Seeing his puzzled expression, she tugged on one baggy leg. “Recognize them?”
He frowned and looked closer, then raised his eyes to hers. “Are those mine?”
She grinned. “Zue stole them for me. I didn’t have anything else.”
“They fit you a lot differently than they fit me.”
“Thank goodness they do,” she said. “If they didn’t, I’d be worried.”
He started to argue. If she hadn’t looked so great, he wouldn’t have been quite as distracted as he now found himself. Forcing his eyes away from her curves, he tried to concentrate on the upcoming task. “Are you ready to go?”
“Yes.” She set her tea cup and saucer on the nearby patio table. “I’ve been up since daylight. I guess I’m nervous.”

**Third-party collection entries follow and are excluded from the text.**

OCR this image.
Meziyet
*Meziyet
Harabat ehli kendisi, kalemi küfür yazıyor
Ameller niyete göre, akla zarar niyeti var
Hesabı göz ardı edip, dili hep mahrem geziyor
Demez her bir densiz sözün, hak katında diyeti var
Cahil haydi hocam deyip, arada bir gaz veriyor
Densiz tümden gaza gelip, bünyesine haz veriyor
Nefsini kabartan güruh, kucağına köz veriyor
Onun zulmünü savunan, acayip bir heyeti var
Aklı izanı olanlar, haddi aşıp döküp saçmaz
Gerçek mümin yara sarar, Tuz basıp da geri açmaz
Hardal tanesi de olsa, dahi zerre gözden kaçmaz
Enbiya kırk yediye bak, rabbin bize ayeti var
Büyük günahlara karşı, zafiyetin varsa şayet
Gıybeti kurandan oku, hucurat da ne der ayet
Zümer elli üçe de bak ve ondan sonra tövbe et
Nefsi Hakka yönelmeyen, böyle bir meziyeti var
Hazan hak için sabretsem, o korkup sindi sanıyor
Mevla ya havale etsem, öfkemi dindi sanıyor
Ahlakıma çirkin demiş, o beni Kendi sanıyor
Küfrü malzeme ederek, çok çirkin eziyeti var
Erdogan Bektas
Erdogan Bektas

“You might be in for an unpleasant time,” he warned. “Do you understand?”
“I do,” she said, “but it doesn’t matter. I need to see.”
He hadn’t expected to convince her otherwise, but he’d had to try. “All right, then. Let’s go.”
She grabbed her bag and they set off toward the barn. He’d told Zue last night to see that the BMW was ready and the tank topped off, and as always, she’d followed his instructions to the letter. Leaning just inside the opened doors, the bike was ready, the bags packed with water bottles and food.
Behind him, Lauren stopped. “Hey! I thought you said we had to hike—”
“I said it was a half-day hike. I didn’t say we had to go that way.”
“That’s not fair!”
“Life isn’t fair here. We could break down, we could have an accident, we could be ambushed…a million things could happen to us, all of them bad. If you didn’t have the strength to walk out on your own, then you weren’t prepared. I don’t operate that way.”
He expected her to argue, but her gaze narrowed and she stared at him instead. “You’re right,” she conceded. “I wasn’t thinking straight.”
He nodded once, then threw one leg over the seat. She joined him, and a moment later, they headed for the jungle.
LAUREN WOULD HAVE CUT OUT her tongue before she complained but she was definitely relieved when Armando slowed the powerful cycle. For more than an hour, they’d been riding over what was basically a path, and she was ready to take a break. Every rut and bump had made itself known and she was aching in ways she’d never before experienced. Even worse than the roughness of the ride, however, was the impact of Armando’s nearness. She wasn’t accustomed to the sensations he was creating within her and she didn’t know how to deal with them.